PDBsum entry 4jm3

Unknown function

PDB id: 4jm3

Contents

Protein chains

258 a.a.

Ligands

EPE ×2

Waters ×555

PDB id:

4jm3

Name:

Unknown function

Title:

Enduracididine biosynthesis enzyme mppr with hepes buffer bound

Structure:

Putative uncharacterized protein mppr. Chain: a, b. Engineered: yes

Source:

Streptomyces hygroscopicus. Organism_taxid: 1912. Gene: mppr. Expressed in: escherichia coli. Expression_system_taxid: 469008.

Resolution:

1.85Å R-factor: 0.146 R-free: 0.176

Authors:

N.R.Silvaggi

Key ref:

A.M.Burroughs et al. (2013). Structural and functional characterization of MppR, an enduracididine biosynthetic enzyme from streptomyces hygroscopicus: functional diversity in the acetoacetate decarboxylase-like superfamily. Biochemistry, 52, 4492-4506. PubMed id: 23758195 DOI: 10.1021/bi400397k

Date:

13-Mar-13 Release date: 03-Jul-13

Protein chains

Q643B8  (Q643B8_STRHY) -  Enduracididine biosynthesis enzyme MppR from Streptomyces hygroscopicus

Seq: 302 a.a.

Struc: 258 a.a.

Enzyme reactions

• Enzyme class: E.C.?

DOI no: 10.1021/bi400397k

Biochemistry 52:4492-4506 (2013)

PubMed id: 23758195

Structural and functional characterization of MppR, an enduracididine biosynthetic enzyme from streptomyces hygroscopicus: functional diversity in the acetoacetate decarboxylase-like superfamily.

A.M.Burroughs, R.W.Hoppe, N.C.Goebel, B.H.Sayyed, T.J.Voegtline, A.W.Schwabacher, T.M.Zabriskie, N.R.Silvaggi.

ABSTRACT

The nonproteinogenic amino acid enduracididine is a critical component of the mannopeptimycins, cyclic glycopeptide antibiotics with activity against drug-resistant pathogens, including methicillin-resistant Staphylococcus aureus. Enduracididine is produced in Streptomyces hygroscopicus by three enzymes, MppP, MppQ, and MppR. On the basis of primary sequence analysis, MppP and MppQ are pyridoxal 5'-phosphate-dependent aminotransferases; MppR shares a low, but significant, level of sequence identity with acetoacetate decarboxylase. The exact reactions catalyzed by each enzyme and the intermediates involved in the route to enduracididine are currently unknown.

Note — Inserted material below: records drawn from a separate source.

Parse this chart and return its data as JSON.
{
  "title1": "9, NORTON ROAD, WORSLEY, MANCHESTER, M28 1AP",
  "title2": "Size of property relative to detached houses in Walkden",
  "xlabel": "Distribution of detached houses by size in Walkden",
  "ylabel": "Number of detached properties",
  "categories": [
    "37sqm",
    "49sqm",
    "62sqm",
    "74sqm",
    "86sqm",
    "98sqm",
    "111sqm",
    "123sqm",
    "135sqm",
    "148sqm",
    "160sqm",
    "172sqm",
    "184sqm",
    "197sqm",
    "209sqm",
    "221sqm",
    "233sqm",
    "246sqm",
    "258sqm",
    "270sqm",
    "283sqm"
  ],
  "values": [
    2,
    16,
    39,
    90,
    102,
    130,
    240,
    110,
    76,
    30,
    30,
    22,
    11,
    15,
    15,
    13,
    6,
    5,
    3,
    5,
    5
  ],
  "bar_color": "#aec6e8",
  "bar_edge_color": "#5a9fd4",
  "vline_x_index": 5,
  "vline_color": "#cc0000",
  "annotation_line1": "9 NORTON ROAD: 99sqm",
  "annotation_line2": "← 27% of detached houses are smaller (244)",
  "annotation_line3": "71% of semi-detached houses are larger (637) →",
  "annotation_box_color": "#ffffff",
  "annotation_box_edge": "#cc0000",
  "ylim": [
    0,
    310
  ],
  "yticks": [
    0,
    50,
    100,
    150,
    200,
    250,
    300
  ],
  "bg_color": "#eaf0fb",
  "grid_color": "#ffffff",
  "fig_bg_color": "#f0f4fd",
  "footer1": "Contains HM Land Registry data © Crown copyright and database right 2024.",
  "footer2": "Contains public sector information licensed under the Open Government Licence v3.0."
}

Herein, we present biochemical and structural characterization of MppR that demonstrates a catalytic activity for this enzyme and provides clues about its role in enduracididine biosynthesis. Bioinformatic analysis shows that MppR belongs to a previously uncharacterized family within the acetoacetate decarboxylase-like superfamily (ADCSF) and suggests that MppR-like enzymes may catalyze reactions diverging from the well-characterized, prototypical ADCSF decarboxylase activity. MppR shares a high degree of structural similarity with acetoacetate decarboxylase, though the respective quaternary structures differ markedly and structural differences in the active site explain the observed loss of decarboxylase activity. The crystal structure of MppR in the presence of a mixture of pyruvate and 4-imidazolecarboxaldehyde shows that MppR catalyzes the aldol condensation of these compounds and subsequent dehydration. Surprisingly, the structure of MppR in the presence of "4-hydroxy-2-ketoarginine" shows the correct 4R enantiomer of "2-ketoenduracididine" bound to the enzyme. These data, together with bioinformatic analysis of MppR homologues, identify a novel family within the acetoacetate decarboxylase-like superfamily with divergent active site structure and, consequently, biochemical function.